The team led by the paediatrician, Dr Ali Faisal Saleem, worked closely with local administrators, physicians, nurses and vaccinators to optimise management of children with measles at public hospitals and health centres.
During their 10-day stay in the hard-hit areas, including Taluka Saleh Pat of District Sukkur, the team observed that factors contributing to the high death rates were included inadequate supplies of medicines, shortage of measles vaccine and medical staff, high prevalence of malnutrition, and frequent electricity failures.
“During our interactions with families, we advised them to visit a doctor immediately if their child develops fever with rash or suspected measles. Initial symptoms, which usually appear 10-12 days after infection, include high fever, runny nose, bloodshot eyes, and tiny white spots on the inside of the mouth. Since measles is a highly contagious viral disease, parents should keep the affected child away from other children, especially those who are less than one year old,” said Dr Saleem.
“Remember, the best prevention is two doses of measles vaccine, the first at 9 months and the second between 12 and 24 months,” he added.
Commenting on the outbreak, Dr Anita Zaidi, Chair, Department of Paediatrics and Child Health, AKU, said, “It is shameful that in this day and age, children in Pakistan are dying of measles, a disease easily prevented by vaccines. Investing in improving routine immunisations with two doses of measles vaccine for every child, in addition to high quality measles vaccine campaigns every two year with appropriate monitoring are needed to prevent this disaster from ever happening again.”

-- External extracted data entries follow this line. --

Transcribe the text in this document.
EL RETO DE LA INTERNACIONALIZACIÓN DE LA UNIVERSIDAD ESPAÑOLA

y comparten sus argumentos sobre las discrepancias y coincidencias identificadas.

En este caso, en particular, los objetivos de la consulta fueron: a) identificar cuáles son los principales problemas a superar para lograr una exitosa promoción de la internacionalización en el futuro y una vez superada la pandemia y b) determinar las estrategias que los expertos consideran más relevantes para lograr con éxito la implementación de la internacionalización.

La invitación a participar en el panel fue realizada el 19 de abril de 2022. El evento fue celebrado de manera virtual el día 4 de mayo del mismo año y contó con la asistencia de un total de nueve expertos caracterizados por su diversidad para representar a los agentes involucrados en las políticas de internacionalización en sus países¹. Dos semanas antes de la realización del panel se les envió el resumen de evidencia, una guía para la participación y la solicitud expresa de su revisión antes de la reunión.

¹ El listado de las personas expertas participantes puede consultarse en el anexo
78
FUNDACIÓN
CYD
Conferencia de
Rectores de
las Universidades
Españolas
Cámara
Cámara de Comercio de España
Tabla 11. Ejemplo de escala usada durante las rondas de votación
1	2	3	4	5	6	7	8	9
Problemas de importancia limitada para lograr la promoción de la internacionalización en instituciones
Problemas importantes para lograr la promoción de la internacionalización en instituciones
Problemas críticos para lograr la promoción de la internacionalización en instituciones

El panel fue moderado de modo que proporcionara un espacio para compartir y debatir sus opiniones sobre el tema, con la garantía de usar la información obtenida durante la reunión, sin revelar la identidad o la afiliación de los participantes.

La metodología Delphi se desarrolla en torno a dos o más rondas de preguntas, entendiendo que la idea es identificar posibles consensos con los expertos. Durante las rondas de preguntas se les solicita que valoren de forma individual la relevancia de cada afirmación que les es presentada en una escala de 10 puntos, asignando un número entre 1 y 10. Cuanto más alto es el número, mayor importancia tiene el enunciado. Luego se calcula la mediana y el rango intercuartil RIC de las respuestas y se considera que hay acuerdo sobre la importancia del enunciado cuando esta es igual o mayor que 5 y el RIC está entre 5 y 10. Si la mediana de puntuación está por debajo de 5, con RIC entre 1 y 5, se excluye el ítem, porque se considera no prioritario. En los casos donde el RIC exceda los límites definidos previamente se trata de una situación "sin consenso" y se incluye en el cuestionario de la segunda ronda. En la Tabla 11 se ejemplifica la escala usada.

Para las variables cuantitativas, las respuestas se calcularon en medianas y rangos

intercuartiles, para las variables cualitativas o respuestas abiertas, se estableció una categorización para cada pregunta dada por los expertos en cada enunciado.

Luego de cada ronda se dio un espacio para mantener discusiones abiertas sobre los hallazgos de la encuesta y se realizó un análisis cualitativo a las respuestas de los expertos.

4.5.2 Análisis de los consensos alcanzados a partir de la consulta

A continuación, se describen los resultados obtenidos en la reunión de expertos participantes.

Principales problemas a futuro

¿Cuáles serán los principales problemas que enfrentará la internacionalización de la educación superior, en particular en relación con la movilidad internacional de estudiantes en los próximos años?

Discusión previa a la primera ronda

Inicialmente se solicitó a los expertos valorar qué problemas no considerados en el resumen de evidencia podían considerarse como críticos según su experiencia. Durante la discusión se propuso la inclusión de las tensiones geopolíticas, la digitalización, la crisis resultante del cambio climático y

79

According to WHO, there is no specific treatment for measles and most people recover within two-three weeks. However, particularly in malnourished children and people with reduced immunity, measles can cause serious complications, including blindness, encephalitis, severe diarrhoea, ear infection and pneumonia.
The AKU team has emphasised the need for nutritional rehabilitation programmes at the hospitals in the affected areas.